Comment 9 Maximilian Trummer 2021-04-28 15:18:04 UTC
*** Bug 1182869 has been marked as a duplicate of this bug. ***
Comment 10 Maximilian Trummer 2021-04-28 15:19:43 UTC
(In reply to Neil Rickert from comment #7)
> It seems that the recommended KDE way of doing this is with a suitable
> script in
>  $HOME/.config/plasma-workspace/env

This blocks loading the desktop until you entered the KWallet password, but it works.
I guess there's no way to make it asynchronous, right?
Comment 11 Mathias Homann 2021-04-28 20:12:28 UTC
there's a pam module that can unlock your wallet on log in.
Comment 12 Neil Rickert 2021-04-29 00:42:32 UTC
Responding to c#10

>This blocks loading the desktop until you entered the KWallet password, but it works.

Then you are doing too much in your script.  You are starting ssh-agent and you are adding a key.

Just start ssh-agent, then you won't run into problems.  You can setup a separate script, maybe with systems-settings --> startup and shutdown
for adding a key.

Starting ssh-agent needs to be done early in startup, so that the relevant ENVIRONMENT variables can be shared with the entire desktop.  So it has to be synchronous.  But adding a key can be done later in startup, because the key is just handed to the already running ssh-agent, which does any sharing needed.
Comment 13 Ludwig Nussel 2022-02-24 09:05:07 UTC
Can we find a solution that just works across Wayland, X11, DMs and DEs?

Ie move /usr/etc/X11/xdm/scripts/11-ssh-agent somewhere to be found by all methods?
Comment 14 Stefan Dirsch 2022-02-24 09:56:59 UTC
I don't know.
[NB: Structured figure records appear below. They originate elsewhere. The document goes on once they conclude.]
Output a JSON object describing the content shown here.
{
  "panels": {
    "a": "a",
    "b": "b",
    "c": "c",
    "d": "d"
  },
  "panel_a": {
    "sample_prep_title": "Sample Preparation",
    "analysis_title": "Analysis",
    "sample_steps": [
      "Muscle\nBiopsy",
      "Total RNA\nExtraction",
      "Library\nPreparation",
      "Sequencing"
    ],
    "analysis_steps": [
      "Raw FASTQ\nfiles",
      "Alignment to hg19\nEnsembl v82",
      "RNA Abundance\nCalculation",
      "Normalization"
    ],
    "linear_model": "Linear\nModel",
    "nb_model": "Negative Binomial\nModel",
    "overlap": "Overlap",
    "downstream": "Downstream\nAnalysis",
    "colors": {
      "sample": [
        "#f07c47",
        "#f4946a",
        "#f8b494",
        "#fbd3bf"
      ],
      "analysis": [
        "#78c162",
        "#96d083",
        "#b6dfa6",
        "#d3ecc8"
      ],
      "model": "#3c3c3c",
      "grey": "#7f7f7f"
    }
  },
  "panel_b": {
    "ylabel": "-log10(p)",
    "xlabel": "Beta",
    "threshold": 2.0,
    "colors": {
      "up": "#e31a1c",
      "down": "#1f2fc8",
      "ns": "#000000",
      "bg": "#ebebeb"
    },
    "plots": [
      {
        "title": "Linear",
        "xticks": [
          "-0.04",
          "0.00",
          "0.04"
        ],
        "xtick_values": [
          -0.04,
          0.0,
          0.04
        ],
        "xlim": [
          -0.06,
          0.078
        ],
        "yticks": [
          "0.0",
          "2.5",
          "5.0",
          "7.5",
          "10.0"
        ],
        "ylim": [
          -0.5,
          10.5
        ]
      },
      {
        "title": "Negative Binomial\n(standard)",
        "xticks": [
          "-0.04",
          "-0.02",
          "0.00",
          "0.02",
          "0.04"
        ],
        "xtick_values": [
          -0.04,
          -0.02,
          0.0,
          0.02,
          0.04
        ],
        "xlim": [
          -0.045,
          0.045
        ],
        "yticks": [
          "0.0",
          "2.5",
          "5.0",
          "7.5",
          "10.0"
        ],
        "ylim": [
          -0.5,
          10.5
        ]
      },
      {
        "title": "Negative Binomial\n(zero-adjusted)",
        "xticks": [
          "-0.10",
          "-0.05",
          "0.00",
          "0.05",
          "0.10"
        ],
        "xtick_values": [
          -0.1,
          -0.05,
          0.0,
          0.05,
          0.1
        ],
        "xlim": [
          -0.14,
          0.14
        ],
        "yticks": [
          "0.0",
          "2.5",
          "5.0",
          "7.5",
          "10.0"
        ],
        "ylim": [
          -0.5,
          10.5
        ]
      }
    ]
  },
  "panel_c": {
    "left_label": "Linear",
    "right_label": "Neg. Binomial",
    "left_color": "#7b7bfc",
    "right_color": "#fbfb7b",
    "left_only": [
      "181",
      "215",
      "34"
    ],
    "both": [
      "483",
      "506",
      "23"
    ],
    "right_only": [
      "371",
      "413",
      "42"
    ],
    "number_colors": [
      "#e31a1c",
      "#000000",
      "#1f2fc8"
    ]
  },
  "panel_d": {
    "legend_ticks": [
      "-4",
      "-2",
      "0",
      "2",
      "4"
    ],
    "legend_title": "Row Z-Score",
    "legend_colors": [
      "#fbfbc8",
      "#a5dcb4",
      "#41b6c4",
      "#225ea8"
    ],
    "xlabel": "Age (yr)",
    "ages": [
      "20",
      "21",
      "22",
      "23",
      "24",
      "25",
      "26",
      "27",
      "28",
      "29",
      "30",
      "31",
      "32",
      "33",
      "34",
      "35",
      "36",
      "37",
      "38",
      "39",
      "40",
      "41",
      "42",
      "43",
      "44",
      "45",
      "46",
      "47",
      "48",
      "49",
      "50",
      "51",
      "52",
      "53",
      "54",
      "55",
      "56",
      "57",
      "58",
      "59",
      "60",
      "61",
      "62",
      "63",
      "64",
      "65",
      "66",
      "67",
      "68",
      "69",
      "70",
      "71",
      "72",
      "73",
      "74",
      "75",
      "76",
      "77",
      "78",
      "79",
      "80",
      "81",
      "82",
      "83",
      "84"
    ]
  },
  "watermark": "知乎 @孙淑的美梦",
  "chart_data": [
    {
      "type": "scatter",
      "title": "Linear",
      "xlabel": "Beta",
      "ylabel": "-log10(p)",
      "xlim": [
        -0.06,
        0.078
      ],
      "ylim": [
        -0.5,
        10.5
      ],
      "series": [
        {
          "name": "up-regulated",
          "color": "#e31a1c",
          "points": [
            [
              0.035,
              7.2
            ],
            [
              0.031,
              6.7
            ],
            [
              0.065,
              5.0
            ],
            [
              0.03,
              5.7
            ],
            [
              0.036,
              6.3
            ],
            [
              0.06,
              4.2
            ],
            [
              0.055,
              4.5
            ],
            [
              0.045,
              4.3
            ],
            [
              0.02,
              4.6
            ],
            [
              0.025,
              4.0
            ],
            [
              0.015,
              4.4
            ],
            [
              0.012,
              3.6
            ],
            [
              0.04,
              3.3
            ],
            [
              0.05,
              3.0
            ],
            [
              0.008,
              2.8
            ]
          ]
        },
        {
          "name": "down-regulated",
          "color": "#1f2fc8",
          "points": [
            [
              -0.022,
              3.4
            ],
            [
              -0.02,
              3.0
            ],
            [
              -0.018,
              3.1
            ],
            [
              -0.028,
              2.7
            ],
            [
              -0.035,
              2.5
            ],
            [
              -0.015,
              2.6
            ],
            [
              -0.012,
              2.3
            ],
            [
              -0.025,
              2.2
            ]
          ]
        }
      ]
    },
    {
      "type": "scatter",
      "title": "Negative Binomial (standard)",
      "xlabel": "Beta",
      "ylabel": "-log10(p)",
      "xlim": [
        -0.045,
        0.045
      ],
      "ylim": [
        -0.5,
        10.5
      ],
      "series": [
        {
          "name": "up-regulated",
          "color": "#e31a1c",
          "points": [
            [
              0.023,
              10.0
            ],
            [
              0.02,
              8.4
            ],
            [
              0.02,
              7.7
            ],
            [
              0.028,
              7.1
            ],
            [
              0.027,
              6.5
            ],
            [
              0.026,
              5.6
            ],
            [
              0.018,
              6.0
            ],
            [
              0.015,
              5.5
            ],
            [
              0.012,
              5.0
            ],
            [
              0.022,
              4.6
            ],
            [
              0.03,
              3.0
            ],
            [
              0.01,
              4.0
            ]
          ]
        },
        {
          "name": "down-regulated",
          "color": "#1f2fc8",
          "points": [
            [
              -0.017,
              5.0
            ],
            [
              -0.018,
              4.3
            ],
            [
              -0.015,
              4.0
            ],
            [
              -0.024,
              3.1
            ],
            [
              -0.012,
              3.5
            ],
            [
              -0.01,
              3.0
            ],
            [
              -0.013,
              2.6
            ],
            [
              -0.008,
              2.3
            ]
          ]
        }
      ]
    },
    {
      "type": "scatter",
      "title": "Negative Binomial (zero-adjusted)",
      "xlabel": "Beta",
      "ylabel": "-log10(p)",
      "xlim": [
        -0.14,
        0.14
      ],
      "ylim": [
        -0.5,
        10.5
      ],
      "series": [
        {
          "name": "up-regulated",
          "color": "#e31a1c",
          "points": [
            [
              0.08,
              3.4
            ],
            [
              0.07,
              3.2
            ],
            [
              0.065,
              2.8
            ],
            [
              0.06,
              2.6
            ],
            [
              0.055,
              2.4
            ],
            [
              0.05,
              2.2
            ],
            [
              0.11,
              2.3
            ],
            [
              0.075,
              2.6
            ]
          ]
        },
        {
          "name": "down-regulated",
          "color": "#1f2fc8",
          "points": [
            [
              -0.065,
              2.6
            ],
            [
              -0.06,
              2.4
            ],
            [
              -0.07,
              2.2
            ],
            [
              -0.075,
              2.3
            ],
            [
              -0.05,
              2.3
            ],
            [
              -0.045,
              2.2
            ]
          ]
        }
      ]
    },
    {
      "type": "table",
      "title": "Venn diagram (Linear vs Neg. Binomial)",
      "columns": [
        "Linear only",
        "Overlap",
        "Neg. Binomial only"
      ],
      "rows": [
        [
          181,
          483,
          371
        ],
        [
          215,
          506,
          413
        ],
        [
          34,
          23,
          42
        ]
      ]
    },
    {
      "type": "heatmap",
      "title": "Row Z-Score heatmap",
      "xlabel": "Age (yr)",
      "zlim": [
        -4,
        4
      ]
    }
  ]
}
There are more scripts in this directory, which might be relevant for Wayland and others affected. It could be found before the move to /usr/etc and it can still be found when adjusting the path. Reference for the /usr/etc move: boo#1173049
Comment 15 Ludwig Nussel 2022-07-04 12:40:54 UTC
Any update on this? Today I switched to Wayland on TW for curiosity as I keep having isses with X but missing ssh-agent hits there too.
Comment 16 Stefan Dirsch 2022-07-04 14:40:30 UTC
I don't have any, but I already commented on this ...
Comment 17 Ludwig Nussel 2022-07-18 12:42:51 UTC
Looks like this is how Fedora does it:
https://src.fedoraproject.org/rpms/openssh/blob/rawhide/f/ssh-agent.service

However, considering bug #1201564, maybe a socket unit would also work. Ideally we'd just set the default IdentityAgent setting in sshd to $XDG_RUNTIME_DIR/ssh-agent.socket so no env vars are needed by default.
Comment 19 Fabian Vogt 2022-07-25 13:59:55 UTC
(In reply to Ludwig Nussel from comment #18)
> How about this?
> 
> https://build.opensuse.org/package/rdiff/home:lnussel:branches:network/
> openssh?opackage=openssh&oproject=network&rev=4

IMO it's on the right track, but it could be made DE agnostic by using "graphical-session.target" and maybe some DE specific mentions in After=, like plasma-kwin_wayland.service for WAYLAND_DISPLAY. The latter could be avoided by instead making it conditional on XDG_SESSION_TYPE=wayland somehow.
Comment 20 Ludwig Nussel 2022-07-26 12:32:24 UTC
GNOME doesn't need it. Looks like gnome-keyring-daemon provides the ssh socket.